"New Transnationalism": Migration, Remittances & Economic Development

The NAID Center has also pioneered the close examination of the poorly understood yet increasingly central dynamics of economic integration in North America; the complex relations between migration,  remittances and patterns of economic development in both the U.S. and Mexico.  In fact, NAID researchers were among the first to quantitatively assess the impact of migration on local and regional economies and to consider the effects of remitted earnings (money migrant workers send home) on the transnational economic development of both immigrant-sending and immigrant receiving regions. The NAID Center has continued to be an innovative leader in generating empirical and policy analysis of the emerging“globalization from below”, as well as organizing pioneering research collaborations between leading institutions and social actor across borders.
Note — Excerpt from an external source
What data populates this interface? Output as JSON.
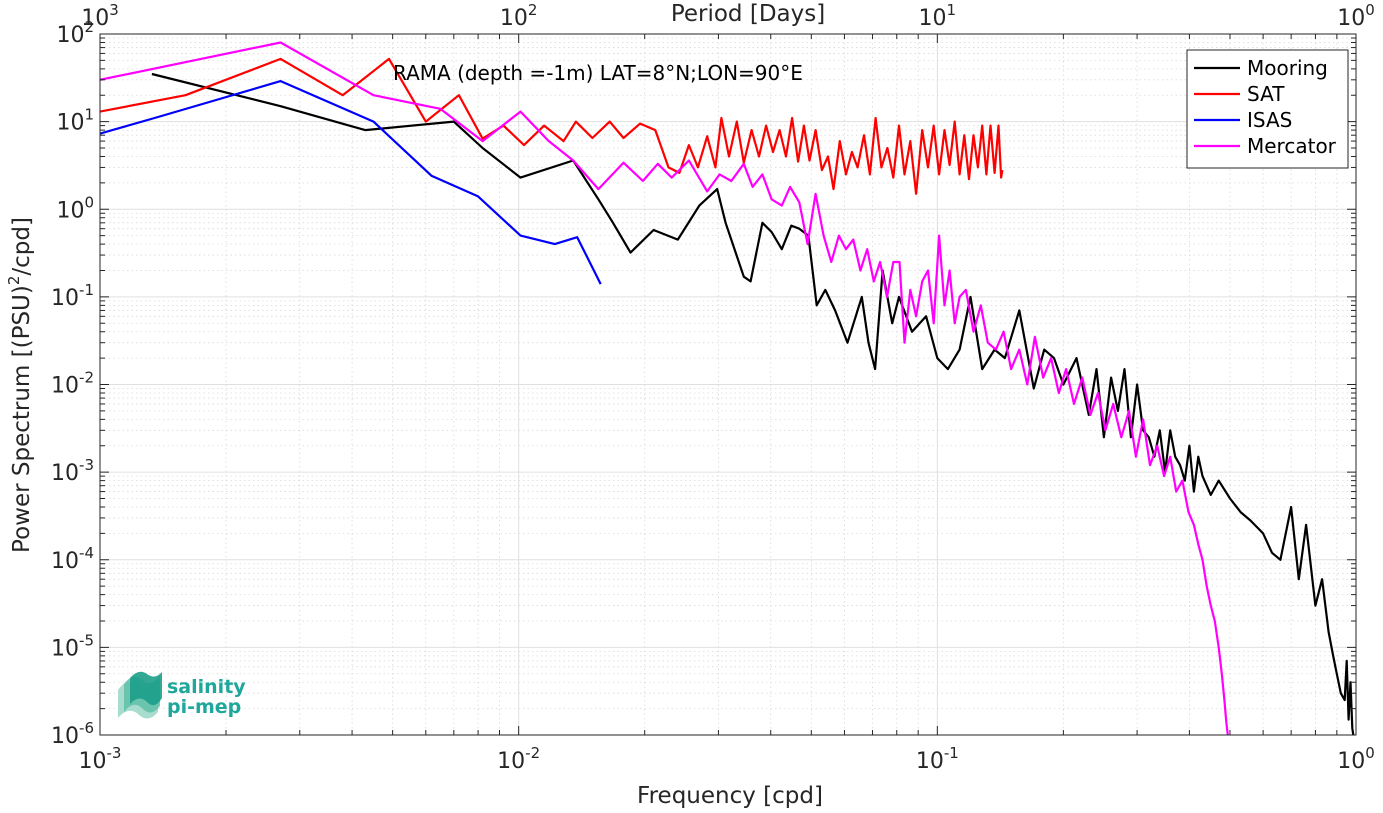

Globalization From Below and Public Goods
With the support of funders including the MacArthur Foundation, the NAID Center directed a transnational team of researchers who conducted comparative research, tracking, and evaluation of the migration/remittance nexus between the Mexican states of Jalisco, Zacatecas, and Oaxaca in Mexico and their hometown associations (HTAs) in California.  Using household surveys, participant-observation and comparative case studies, researchers studied the formation and functioning of home-town associations among migrants in California and the state-level federations of such associations, and their respective capacities to remit funds collectively to places of origin in Mexico.  Ensuing NAID Center activities including investigating the ways in which governments, NGOs and international development banks could support hometown organizations and remittance flows to promote and finance sustainable rural development and productive investment in migrant sending regions in Mexico.

In 1997, the Mexican State Governments of Jalisco and Zacatecas funded the NAID Center to undertake a study of remittances to those states and the potential to leverage remittances for economic development. As a result, the NAID Center began to develop ties with a number of Mexican hometown associations (HTAs) in California.  As these ties to Mexican HTAs have strengthened over time, the NAID Center has been able to undertake original studies of the linked economies between immigrant-receiving communities in California and specific immigrant-sending villages in Mexico.

Transnational Linkages between San Diego and Baja California
The Ties that Bind US project, utilizing funds from the Rockefeller Foundation, was a collaboration between the NAID Center, the International Community Foundation (ICF), California State University at San Marcos, the Colegio de la Frontera Norte in Tijuana, and the Center for US-Mexican Studies at UC San Diego.  The Ties That Bind Us project seeks to study migration patterns, civic participation, challenges to integration, and cross-border linkages between communities in San Diego and Baja California.  Based on data from the US census, the Mexican Consulate, border-crossing surveys and migrant focus groups, this project highlighted the plight of immigrants in San Diego County and the potential to resolve some of the problems they face through a transnational approach.  Developing Immigrant Participation in Credit Unions via Home Town Associations and Remittance Programs.
NAID Center’s earlier work on remittances and HTAs led to further research to address the lack of savings, remittance, and productive financing options for migrants in their communities of origin as well as in the United States.  The NAID Center received funding from the Ford Foundation to partner with the California Credit Union League (CCUL) to provide financial access to immigrants, facilitate cross-border financial and remittance partnerships between banking institutions and HTAs and improve loan capacity for economic development in migrant-sending regions.

NAID Center research highlighted the importance of connecting the end-points between the migrants and Mexican villages in the context of technological innovations which posed both opportunities and challenges for a convergence of a broad range of remittance and financial services mechanisms across borders.  The research also helped to identify the constraints and the pathways to increased migrant banking through culturally-appropriate outreach strategies and an expansion of targeted financial products.  NAID research also suggested that HTAs were not an automatic vehicle for increasing the banking of migrants in the United States because of their limited role in U.S.-based financial affairs of their members and because their range organizational structures and dispersion of members did not necessarily coincide with credit unions’ focused areas of service.